The bank's vision paid off, doubling its loan portfolio almost every year between 1978 and 1983. By 1984, Park Bank was Pinellas County's largest independent bank.

Even then, storm clouds hovered on the horizon. In late 1983, the Federal Deposit Insurance Corp. expressed concerns about the bank's rapid growth and an abnormally high percentage of problem loans. On Feb. 14, 1986, the regulators closed the bank, taking more than $214 million in loans and selling the rest to Chase Manhattan Corp. Insiders variously compared the event to the fall of Troy, an inescapable black hole and the 1929 St. Valentine's Day massacre. In 1987, Mr. Froid filed for Chapter 7 bankruptcy.

For the man whose seventh commandment began with the words, "Always do what you say," this was a visceral blow.

"I don't want any part of this again," he said then. "I want my teeth extracted without Novocaine."

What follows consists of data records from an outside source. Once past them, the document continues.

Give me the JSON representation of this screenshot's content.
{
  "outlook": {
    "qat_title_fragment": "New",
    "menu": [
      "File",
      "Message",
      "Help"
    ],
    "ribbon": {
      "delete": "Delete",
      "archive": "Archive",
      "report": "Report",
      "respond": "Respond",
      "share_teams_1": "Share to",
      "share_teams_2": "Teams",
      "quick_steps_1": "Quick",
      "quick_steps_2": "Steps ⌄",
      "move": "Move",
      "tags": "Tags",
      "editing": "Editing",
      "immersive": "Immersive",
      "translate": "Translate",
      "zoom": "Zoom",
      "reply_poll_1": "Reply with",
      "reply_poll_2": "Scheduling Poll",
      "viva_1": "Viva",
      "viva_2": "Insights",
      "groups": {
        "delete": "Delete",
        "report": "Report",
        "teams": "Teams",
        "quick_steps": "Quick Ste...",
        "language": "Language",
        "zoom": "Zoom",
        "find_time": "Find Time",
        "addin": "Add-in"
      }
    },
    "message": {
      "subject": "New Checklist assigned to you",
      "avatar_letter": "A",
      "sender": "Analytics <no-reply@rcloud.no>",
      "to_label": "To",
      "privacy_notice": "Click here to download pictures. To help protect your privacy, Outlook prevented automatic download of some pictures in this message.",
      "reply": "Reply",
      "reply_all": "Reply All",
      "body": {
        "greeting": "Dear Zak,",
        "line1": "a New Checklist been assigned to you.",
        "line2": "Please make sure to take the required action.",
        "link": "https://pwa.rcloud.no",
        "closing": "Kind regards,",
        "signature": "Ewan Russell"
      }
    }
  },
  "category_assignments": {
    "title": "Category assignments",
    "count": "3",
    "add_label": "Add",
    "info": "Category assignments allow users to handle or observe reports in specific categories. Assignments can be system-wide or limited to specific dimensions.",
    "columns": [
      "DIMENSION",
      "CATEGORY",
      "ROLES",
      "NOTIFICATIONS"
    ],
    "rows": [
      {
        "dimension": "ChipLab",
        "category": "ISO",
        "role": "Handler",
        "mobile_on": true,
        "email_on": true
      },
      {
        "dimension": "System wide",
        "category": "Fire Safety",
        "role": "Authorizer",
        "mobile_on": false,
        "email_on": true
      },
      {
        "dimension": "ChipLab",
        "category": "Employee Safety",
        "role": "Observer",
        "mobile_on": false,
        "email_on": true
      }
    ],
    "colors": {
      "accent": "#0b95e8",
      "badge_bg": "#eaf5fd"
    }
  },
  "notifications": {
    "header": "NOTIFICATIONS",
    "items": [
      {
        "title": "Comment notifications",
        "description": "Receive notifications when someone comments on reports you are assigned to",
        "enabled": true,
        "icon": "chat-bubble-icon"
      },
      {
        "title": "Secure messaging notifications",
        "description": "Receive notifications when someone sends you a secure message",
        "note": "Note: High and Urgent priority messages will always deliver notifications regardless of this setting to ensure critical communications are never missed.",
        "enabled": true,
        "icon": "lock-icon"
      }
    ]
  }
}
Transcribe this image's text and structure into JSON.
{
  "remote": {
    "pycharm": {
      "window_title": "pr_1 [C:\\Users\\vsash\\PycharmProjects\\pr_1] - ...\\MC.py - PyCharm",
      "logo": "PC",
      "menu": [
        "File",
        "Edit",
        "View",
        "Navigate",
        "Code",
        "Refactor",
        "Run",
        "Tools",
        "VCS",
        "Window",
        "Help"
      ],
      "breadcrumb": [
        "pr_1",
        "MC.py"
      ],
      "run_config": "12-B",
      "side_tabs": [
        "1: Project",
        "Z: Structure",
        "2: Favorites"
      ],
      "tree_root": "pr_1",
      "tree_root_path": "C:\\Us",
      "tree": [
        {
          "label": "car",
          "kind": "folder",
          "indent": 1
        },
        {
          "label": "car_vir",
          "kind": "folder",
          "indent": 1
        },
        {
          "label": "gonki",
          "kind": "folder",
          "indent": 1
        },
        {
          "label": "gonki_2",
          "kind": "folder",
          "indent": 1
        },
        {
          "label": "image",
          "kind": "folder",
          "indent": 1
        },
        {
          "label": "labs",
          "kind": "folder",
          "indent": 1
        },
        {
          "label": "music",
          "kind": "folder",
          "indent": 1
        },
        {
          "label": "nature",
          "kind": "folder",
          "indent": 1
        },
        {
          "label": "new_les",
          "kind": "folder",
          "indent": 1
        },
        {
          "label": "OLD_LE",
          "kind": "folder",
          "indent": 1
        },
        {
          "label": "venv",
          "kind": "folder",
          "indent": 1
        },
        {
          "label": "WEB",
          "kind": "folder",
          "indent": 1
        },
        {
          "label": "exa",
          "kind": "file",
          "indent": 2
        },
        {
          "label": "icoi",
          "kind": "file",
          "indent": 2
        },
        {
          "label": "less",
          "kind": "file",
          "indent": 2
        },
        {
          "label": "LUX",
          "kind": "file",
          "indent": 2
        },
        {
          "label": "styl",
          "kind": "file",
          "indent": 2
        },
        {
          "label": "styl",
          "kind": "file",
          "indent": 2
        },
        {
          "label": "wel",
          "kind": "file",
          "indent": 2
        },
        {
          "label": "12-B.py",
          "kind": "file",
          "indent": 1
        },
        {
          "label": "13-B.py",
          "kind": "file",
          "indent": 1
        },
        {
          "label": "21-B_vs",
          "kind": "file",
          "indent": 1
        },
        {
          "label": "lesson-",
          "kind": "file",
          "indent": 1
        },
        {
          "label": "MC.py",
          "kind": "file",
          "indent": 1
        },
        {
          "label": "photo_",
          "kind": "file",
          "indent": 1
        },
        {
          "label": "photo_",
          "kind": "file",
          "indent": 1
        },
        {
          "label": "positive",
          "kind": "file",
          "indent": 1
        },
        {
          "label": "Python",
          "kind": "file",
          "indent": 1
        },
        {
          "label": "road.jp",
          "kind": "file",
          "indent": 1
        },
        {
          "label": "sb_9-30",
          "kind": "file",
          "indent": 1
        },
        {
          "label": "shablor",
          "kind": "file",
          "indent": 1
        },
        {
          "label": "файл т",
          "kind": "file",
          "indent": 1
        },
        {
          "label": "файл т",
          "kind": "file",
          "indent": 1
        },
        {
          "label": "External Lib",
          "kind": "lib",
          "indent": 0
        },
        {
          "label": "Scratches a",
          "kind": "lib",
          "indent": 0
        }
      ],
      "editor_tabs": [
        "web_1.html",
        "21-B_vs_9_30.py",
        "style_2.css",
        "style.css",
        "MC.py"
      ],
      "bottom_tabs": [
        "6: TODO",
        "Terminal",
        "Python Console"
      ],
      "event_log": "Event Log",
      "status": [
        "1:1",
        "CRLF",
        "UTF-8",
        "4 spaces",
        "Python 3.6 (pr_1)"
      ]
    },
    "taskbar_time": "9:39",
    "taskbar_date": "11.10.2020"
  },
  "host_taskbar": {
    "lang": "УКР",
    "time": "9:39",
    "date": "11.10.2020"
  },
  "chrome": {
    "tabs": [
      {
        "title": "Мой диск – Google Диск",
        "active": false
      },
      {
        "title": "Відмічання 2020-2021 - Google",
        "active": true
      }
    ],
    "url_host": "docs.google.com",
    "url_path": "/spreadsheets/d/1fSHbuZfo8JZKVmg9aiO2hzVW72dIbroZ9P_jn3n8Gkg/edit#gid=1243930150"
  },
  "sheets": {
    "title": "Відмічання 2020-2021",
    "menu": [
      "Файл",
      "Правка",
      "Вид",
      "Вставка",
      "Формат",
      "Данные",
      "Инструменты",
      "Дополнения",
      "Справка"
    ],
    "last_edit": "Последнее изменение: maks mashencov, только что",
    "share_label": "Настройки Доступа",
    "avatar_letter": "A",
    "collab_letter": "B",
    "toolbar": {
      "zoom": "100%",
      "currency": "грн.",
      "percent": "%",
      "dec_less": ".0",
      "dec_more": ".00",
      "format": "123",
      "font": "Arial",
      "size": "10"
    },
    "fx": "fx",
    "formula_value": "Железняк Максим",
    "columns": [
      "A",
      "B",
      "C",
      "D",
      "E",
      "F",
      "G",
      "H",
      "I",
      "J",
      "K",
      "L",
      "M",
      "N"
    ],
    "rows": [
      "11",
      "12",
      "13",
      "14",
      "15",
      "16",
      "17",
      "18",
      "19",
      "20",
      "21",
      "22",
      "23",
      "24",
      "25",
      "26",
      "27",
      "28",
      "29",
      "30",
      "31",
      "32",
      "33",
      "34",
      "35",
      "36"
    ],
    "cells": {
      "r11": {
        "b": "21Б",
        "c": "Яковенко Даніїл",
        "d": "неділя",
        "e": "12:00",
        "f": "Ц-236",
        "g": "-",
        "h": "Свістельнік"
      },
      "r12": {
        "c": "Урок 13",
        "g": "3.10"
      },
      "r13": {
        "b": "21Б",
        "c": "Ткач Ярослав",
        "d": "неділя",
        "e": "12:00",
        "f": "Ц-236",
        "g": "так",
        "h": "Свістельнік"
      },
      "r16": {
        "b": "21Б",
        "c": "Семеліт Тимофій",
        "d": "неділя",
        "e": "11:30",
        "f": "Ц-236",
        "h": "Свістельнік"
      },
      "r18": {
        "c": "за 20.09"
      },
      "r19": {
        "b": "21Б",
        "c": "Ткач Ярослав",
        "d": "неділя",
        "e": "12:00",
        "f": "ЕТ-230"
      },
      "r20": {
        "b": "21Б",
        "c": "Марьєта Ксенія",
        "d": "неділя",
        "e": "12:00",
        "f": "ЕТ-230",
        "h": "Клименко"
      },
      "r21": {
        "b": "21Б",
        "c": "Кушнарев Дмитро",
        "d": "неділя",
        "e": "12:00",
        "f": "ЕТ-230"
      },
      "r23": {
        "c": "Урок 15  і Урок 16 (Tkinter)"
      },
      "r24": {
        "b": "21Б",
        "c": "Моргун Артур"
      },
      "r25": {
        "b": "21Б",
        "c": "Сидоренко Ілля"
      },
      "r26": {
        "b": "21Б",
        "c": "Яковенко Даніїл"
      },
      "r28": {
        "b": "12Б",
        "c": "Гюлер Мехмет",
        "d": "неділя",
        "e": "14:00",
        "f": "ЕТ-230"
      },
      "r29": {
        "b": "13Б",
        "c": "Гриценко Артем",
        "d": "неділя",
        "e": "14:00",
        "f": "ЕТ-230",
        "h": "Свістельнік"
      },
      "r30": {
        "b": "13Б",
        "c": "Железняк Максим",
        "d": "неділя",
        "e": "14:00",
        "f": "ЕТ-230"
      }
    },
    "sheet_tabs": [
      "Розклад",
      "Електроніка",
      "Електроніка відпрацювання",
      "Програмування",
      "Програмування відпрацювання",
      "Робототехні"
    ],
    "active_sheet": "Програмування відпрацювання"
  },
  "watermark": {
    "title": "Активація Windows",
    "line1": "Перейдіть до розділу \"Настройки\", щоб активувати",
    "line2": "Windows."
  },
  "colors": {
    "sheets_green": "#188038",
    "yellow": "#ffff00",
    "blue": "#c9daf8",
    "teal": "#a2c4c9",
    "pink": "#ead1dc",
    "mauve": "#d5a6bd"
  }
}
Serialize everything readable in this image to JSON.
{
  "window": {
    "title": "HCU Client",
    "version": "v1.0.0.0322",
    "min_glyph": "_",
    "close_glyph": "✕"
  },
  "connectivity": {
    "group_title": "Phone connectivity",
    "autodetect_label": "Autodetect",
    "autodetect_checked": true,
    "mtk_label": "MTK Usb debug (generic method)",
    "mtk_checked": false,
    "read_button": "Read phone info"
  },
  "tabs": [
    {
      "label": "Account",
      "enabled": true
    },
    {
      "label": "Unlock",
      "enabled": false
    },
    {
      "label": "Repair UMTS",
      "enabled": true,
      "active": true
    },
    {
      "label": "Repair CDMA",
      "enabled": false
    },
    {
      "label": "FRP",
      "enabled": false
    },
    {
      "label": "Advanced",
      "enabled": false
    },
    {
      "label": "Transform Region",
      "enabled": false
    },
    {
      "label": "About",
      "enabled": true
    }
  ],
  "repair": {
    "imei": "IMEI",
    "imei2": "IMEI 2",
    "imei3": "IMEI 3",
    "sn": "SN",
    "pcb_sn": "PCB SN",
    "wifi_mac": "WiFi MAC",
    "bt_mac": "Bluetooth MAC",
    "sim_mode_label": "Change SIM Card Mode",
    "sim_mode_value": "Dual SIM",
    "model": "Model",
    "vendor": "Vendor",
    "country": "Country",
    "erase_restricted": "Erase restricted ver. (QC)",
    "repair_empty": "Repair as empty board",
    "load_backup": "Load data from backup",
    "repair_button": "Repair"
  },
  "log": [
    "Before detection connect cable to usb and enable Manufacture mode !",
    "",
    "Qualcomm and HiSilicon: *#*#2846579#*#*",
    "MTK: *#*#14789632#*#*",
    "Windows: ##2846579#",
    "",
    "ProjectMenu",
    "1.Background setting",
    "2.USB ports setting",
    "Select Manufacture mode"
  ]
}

While the bank's customers were not affected, investors lost millions. Mr. Froid recovered, broadening an already extensive record of civic involvement, including his membership on the Pinellas Sports Authority during the construction of the Florida Suncoast Dome (now Tropicana Field) and efforts to lure a professional baseball team. He sat on at least a dozen civic or educational boards, many of which he chaired, and founded the areas's first fantasy football league in the mid 1980s.

Mr. Froid, who did his best to live up to commandments borrowed from Vince Lombardi, William Shakespeare and his own life experience, died Tuesday at St. Anthony's Hospital as a result of complications following heart surgery, his family said. He was 76.

"He was recognized as a person who was a leader and who got things done," said Dick Jacobs, 82, a lawyer and former chief executive officer of Park Bank. "That was his strongest suit."

Those who had sampled his chili, marveled at his electric trains or been startled by a rubber roach in their coffee mug knew a different side of Mr. Froid.

"He was complex in that he was so smart and driven and focused, but could quickly downshift, knock back cocktails and still be the smartest person in the room," said Sue Froid, his wife of 29 years.

Gary Robert Froid was born in Burlington, Iowa, in 1937. He played football at Harvard University, where he was admitted on a naval ROTC scholarship, then joined Northwestern Mutual. He had four children with his first wife, Diane. He later married Sue Yaffin Obrentz, and in 1984 moved their blended family into a home on Brightwaters Boulevard once owned by Barney Google and Snuffy Smith cartoonist Billy DeBeck. Two years earlier, Mr. Froid had been averaging $25 million a year in sales with Northwestern.

Then came the 1986 crash of Park Bank, lawsuits and the conviction of three loan officers over financing schemes. Bankruptcy laws allowed Mr. Froid, the bank's second-largest shareholder, to keep the $700,000 home, along with $25,000-a-month take-home pay and an IRA. "Rather than sit there and moan, he worked out a plan to recover," said Jacobs. Mr. Froid later repaid Jacobs over a debt incurred by the crash. "He wasn't legally obligated to that," Jacobs said. "But that's a statement about his character as far as I'm concerned."